World

Two more suspects held over Nice Bastille Day lorry attack

Soldiers patrol the Promenade des Anglais in Nice, southern France. Picture by Claude Paris, Associated Press
Soldiers patrol the Promenade des Anglais in Nice, southern France. Picture by Claude Paris, Associated Press

TWO more suspects in the Bastille Day lorry attack that killed 84 people have been transferred to French intelligence headquarters in Paris to face likely terrorism charges.

The July 14 attack occurred when Tunisian Mohamed Lahouaiej Bouhlel drove through crowds watching fireworks on Nice’s famed Promenade des Anglais on the French Riviera before he was shot by police.

The two suspects are among six people who remain in custody, according to an official at the Paris prosecutor’s office, which oversees national terrorism investigations.

Three of the six were transferred to the intelligence headquarters on Monday.

Prosecutor Francois Molins said the suspects include one who Bouhlel sent a text message to minutes before the attack, asking for more weapons.

Earlier, signs of normal life returned to the Promenade des Anglais, with joggers and visitors enjoying the sunshine, and businesses reopening.

On Monday evening, mourners formed a human chain to remove candles, flowers and other tributes honouring the victims of the attack.

Rather than dismantling the tributes to the dead, volunteers moved them from the spots where victims fell along the killer’s trajectory to a gazebo in a seaside park.

Interior Minister Bernard Cazeneuve said 59 people remain in hospital, 29 of them in intensive care, out of 308 people injured overall.

Mr Molins said a search of Bouhlel’s computer had found a clear and recent interest in “radical jihadism,” adding that the attack was obviously premeditated though there was no proof Bouhlel was directed by an extremist network.

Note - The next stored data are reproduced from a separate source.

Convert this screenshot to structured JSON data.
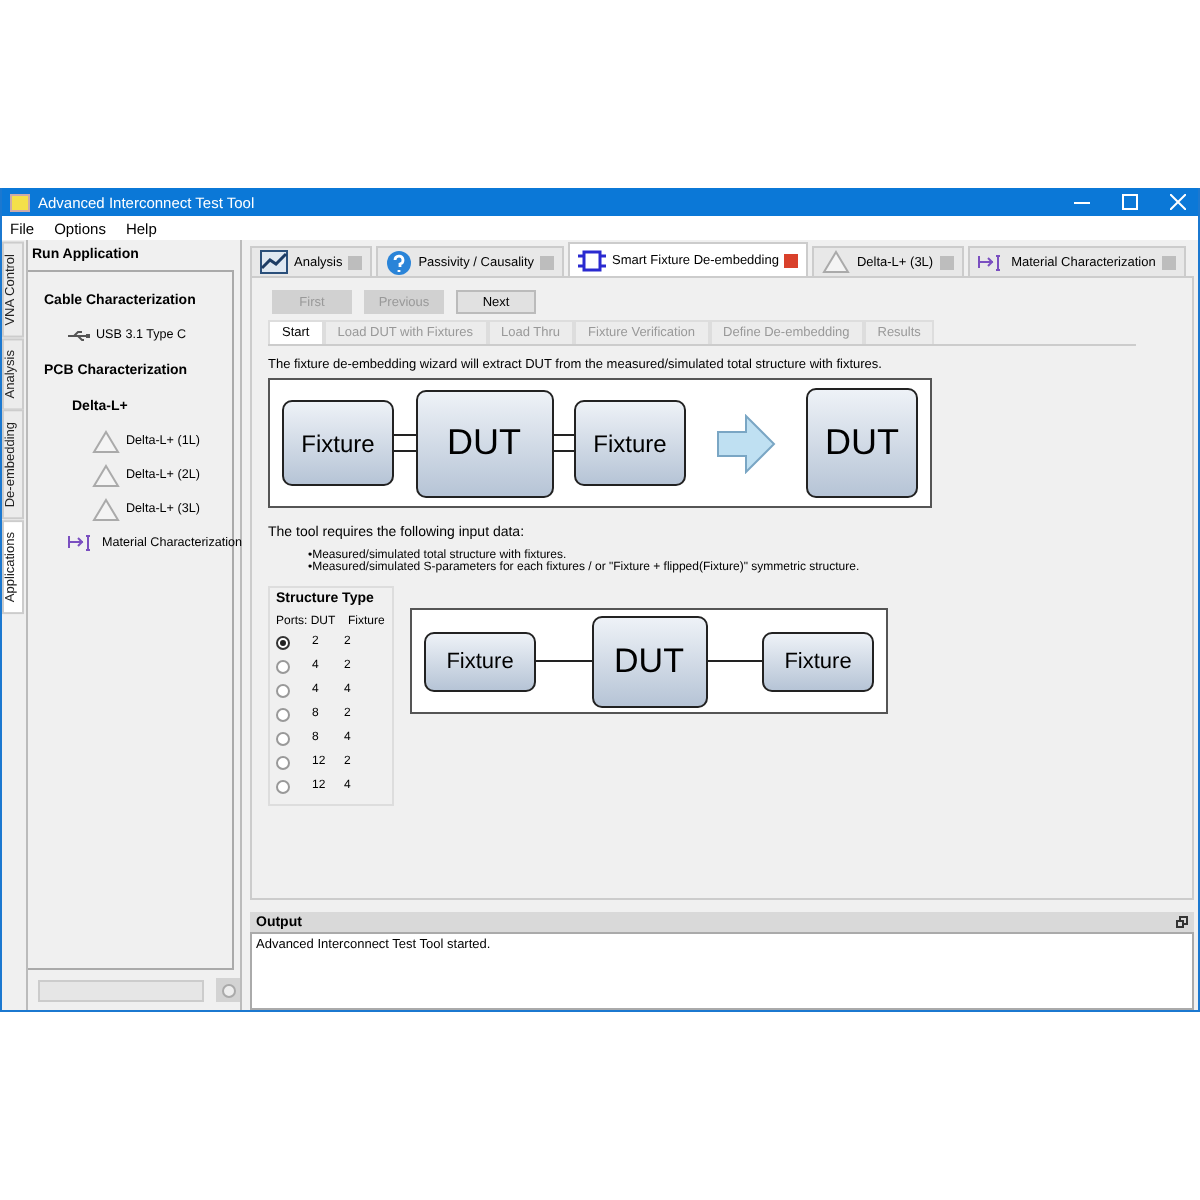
{
  "window": {
    "title": "Advanced Interconnect Test Tool"
  },
  "menu": [
    "File",
    "Options",
    "Help"
  ],
  "side_tabs": [
    {
      "label": "VNA Control",
      "selected": false
    },
    {
      "label": "Analysis",
      "selected": false
    },
    {
      "label": "De-embedding",
      "selected": false
    },
    {
      "label": "Applications",
      "selected": true
    }
  ],
  "sidebar": {
    "title": "Run Application",
    "tree": [
      {
        "label": "Cable Characterization",
        "kind": "group",
        "children": [
          {
            "label": "USB 3.1 Type C",
            "kind": "usb"
          }
        ]
      },
      {
        "label": "PCB Characterization",
        "kind": "group",
        "children": [
          {
            "label": "Delta-L+",
            "kind": "group",
            "children": [
              {
                "label": "Delta-L+ (1L)",
                "kind": "triangle"
              },
              {
                "label": "Delta-L+ (2L)",
                "kind": "triangle"
              },
              {
                "label": "Delta-L+ (3L)",
                "kind": "triangle"
              }
            ]
          },
          {
            "label": "Material Characterization",
            "kind": "material"
          }
        ]
      }
    ]
  },
  "tabs": [
    {
      "label": "Analysis",
      "kind": "analysis",
      "selected": false
    },
    {
      "label": "Passivity / Causality",
      "kind": "question",
      "selected": false
    },
    {
      "label": "Smart Fixture De-embedding",
      "kind": "fixture",
      "selected": true
    },
    {
      "label": "Delta-L+ (3L)",
      "kind": "triangle",
      "selected": false
    },
    {
      "label": "Material Characterization",
      "kind": "material",
      "selected": false
    }
  ],
  "wizard": {
    "nav_buttons": [
      {
        "label": "First",
        "disabled": true
      },
      {
        "label": "Previous",
        "disabled": true
      },
      {
        "label": "Next",
        "disabled": false
      }
    ],
    "steps": [
      {
        "label": "Start",
        "selected": true
      },
      {
        "label": "Load DUT with Fixtures",
        "selected": false
      },
      {
        "label": "Load Thru",
        "selected": false
      },
      {
        "label": "Fixture Verification",
        "selected": false
      },
      {
        "label": "Define De-embedding",
        "selected": false
      },
      {
        "label": "Results",
        "selected": false
      }
    ],
    "intro": "The fixture de-embedding wizard will extract DUT from the measured/simulated total structure with fixtures.",
    "diagram_1": {
      "double_links": true,
      "blocks": [
        {
          "kind": "fixture",
          "label": "Fixture"
        },
        {
          "kind": "dut",
          "label": "DUT"
        },
        {
          "kind": "fixture",
          "label": "Fixture"
        },
        {
          "kind": "arrow"
        },
        {
          "kind": "dut",
          "label": "DUT"
        }
      ]
    },
    "requirements_title": "The tool requires the following input data:",
    "requirements": [
      "•Measured/simulated total structure with fixtures.",
      "•Measured/simulated S-parameters for each fixtures / or \"Fixture + flipped(Fixture)\" symmetric structure."
    ],
    "structure_type": {
      "title": "Structure Type",
      "columns": [
        "Ports: DUT",
        "Fixture"
      ],
      "rows": [
        {
          "dut": "2",
          "fixture": "2",
          "selected": true
        },
        {
          "dut": "4",
          "fixture": "2",
          "selected": false
        },
        {
          "dut": "4",
          "fixture": "4",
          "selected": false
        },
        {
          "dut": "8",
          "fixture": "2",
          "selected": false
        },
        {
          "dut": "8",
          "fixture": "4",
          "selected": false
        },
        {
          "dut": "12",
          "fixture": "2",
          "selected": false
        },
        {
          "dut": "12",
          "fixture": "4",
          "selected": false
        }
      ]
    },
    "diagram_2": {
      "double_links": false,
      "blocks": [
        {
          "kind": "fixture",
          "label": "Fixture"
        },
        {
          "kind": "dut",
          "label": "DUT"
        },
        {
          "kind": "fixture",
          "label": "Fixture"
        }
      ]
    }
  },
  "output": {
    "title": "Output",
    "text": "Advanced Interconnect Test Tool started."
  }
}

Internet searches on his computer included Islamic propaganda chants, the terms “horrible deadly accidents,” and the recent attacks against the gay nightclub in Orlando, Florida, police officers in Dallas, and the killing of two police officials in Magnanville, outside of Paris.

Prime Minister Manuel Valls was loudly booed on Monday as he attended a memorial ceremony on the Nice shore, amid widespread criticism of security failures.

French politicians are set to debate whether the country’s state of emergency should be extended for another three months.